Luxman makes some really nice stuff! But before you go all crazy jumping down the power supply, conditioner, cable, rabbit hole, I suggest demoing a better DAC. To my ears I found the sound of Luxman DACs to be too polite. Very smooth and full bodied. Just not exciting. 

@holmz 

I'm not technician to answer your about the power surge, can look at the pro who answering the surge from the YouTube video. hope it helps.

 https://youtu.be/iigXmQgFO2I

@holmz 

I'm not technician to answer your about the power surge, can look at the pro who answering the surge from the YouTube video. hope it helps.

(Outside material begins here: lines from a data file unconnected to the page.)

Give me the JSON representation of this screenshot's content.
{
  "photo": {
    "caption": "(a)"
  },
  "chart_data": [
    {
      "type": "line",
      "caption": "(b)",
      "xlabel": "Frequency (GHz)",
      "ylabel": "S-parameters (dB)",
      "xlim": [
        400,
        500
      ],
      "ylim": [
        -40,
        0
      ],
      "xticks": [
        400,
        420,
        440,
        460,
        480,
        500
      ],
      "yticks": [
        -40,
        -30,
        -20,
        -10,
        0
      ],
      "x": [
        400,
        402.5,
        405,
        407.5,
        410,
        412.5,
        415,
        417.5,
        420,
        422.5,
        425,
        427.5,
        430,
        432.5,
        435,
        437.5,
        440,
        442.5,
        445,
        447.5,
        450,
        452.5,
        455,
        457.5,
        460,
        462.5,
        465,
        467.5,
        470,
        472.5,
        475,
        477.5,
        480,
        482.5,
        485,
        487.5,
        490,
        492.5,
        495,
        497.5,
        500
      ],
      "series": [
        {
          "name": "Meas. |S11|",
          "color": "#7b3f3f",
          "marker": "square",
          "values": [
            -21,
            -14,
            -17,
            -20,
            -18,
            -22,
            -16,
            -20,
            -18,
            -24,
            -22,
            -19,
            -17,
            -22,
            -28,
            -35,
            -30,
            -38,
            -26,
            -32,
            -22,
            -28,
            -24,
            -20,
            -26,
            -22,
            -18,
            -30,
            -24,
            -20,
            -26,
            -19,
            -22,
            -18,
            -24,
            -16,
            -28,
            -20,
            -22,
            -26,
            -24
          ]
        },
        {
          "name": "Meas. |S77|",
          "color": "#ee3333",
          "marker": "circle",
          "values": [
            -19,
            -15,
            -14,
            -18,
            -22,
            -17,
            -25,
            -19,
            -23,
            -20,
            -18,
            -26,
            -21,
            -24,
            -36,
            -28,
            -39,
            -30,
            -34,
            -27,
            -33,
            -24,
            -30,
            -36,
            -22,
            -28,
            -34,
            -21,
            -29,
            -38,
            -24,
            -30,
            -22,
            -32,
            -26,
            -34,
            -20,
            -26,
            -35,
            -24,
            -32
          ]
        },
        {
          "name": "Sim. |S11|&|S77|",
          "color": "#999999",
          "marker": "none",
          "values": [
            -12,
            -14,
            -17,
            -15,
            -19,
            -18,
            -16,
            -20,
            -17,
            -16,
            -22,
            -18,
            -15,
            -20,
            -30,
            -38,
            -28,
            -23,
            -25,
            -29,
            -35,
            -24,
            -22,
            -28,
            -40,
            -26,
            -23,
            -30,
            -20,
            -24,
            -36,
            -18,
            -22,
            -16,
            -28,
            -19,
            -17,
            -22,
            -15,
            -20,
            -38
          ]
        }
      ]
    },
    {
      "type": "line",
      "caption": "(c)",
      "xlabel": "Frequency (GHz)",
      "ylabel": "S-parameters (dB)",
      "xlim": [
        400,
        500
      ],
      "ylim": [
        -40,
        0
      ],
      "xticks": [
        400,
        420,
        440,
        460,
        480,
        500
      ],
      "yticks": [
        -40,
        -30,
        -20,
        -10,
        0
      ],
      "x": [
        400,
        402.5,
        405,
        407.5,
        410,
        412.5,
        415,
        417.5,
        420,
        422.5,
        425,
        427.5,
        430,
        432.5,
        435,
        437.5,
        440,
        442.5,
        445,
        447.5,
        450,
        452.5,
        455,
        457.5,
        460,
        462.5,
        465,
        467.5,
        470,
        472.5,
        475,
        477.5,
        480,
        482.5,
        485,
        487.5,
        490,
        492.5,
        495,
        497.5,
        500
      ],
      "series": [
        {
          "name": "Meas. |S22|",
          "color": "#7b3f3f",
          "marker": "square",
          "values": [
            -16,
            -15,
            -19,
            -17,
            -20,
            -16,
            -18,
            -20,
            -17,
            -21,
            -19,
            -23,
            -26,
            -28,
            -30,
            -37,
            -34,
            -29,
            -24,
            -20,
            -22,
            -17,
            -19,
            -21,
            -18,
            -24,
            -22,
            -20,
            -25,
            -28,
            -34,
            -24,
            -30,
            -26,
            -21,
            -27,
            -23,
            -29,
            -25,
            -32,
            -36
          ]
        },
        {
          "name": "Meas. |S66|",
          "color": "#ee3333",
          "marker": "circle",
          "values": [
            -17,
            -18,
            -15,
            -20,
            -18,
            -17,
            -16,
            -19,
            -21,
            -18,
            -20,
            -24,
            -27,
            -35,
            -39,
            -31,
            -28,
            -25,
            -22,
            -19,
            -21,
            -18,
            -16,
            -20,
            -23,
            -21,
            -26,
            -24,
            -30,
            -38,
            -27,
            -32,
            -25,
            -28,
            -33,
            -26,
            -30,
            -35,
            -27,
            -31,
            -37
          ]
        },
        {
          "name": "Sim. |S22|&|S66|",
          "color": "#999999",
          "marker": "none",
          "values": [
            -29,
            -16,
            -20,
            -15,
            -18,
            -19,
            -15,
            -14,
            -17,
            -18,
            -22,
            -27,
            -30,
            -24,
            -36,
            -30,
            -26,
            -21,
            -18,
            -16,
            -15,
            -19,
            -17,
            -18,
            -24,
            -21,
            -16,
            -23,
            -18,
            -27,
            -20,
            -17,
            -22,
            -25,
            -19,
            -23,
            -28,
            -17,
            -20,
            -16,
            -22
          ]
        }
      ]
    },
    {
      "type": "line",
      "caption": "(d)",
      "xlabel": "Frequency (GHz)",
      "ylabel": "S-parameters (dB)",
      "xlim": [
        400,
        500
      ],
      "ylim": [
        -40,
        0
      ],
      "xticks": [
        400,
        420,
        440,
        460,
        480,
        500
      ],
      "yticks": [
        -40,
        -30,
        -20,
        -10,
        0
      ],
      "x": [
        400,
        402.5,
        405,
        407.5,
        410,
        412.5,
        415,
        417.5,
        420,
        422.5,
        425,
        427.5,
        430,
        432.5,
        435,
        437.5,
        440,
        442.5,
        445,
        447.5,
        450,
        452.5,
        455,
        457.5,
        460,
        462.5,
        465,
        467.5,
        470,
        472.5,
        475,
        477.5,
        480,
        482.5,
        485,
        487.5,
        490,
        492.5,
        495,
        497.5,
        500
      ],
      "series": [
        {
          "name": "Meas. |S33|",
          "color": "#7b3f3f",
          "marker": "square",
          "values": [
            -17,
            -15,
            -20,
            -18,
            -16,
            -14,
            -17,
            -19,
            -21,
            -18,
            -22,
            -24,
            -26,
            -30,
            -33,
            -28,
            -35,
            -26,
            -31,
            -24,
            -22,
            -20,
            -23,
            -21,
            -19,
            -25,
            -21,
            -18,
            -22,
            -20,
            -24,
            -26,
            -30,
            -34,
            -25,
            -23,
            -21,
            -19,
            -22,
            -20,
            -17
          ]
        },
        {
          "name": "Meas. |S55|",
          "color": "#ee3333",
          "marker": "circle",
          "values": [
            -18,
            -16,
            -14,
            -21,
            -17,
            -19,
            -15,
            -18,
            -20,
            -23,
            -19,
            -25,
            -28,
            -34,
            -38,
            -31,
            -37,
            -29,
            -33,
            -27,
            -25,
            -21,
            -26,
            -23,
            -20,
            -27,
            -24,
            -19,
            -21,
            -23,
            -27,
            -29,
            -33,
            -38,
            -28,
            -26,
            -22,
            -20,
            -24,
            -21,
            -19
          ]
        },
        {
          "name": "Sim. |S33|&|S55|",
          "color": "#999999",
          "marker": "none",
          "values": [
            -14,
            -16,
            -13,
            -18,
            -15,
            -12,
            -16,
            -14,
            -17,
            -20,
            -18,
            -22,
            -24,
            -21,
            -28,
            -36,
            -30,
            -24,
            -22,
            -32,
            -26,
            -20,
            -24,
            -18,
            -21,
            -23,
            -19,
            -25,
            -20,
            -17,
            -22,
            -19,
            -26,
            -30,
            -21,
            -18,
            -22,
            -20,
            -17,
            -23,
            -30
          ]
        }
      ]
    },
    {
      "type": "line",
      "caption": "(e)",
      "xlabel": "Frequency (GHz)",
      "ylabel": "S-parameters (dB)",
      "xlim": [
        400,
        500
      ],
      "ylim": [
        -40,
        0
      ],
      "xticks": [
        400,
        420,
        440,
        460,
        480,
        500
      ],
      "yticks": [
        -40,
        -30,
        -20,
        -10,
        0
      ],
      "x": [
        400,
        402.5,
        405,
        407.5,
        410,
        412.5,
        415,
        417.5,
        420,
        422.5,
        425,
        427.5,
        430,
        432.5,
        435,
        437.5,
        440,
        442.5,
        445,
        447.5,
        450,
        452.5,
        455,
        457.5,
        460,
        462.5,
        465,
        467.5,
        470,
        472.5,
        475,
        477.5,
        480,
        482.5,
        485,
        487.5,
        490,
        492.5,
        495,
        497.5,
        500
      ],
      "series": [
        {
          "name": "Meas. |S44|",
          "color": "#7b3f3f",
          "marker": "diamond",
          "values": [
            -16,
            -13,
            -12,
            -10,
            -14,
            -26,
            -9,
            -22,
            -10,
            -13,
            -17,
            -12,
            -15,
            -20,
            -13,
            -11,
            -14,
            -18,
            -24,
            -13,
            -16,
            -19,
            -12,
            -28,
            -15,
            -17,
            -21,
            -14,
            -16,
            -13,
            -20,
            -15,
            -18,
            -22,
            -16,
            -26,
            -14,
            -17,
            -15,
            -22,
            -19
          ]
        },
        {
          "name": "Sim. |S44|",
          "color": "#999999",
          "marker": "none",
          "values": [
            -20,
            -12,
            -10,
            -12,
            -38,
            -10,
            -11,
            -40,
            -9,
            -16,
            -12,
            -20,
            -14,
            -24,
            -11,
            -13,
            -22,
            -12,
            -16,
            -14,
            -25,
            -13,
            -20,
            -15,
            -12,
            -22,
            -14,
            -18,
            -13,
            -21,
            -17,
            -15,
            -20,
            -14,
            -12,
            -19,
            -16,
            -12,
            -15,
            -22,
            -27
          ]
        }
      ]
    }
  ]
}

 https://youtu.be/iigXmQgFO2I

It looks like a magic trick…

That loop of wire actually creates a coil, and the inductance will result is decreasing the voltage, and spreading the pulse out over time.

It is the same as a lightening spike on a roof, and then running it around the eaves to bolt it on to the slide of the building. Any lightening strike will see that bend in the wire as a huge impedance due to the inductance, and it’ll just arc in a straight line from the eaves towards the ground or to the somewhere on the cable in a straighter path.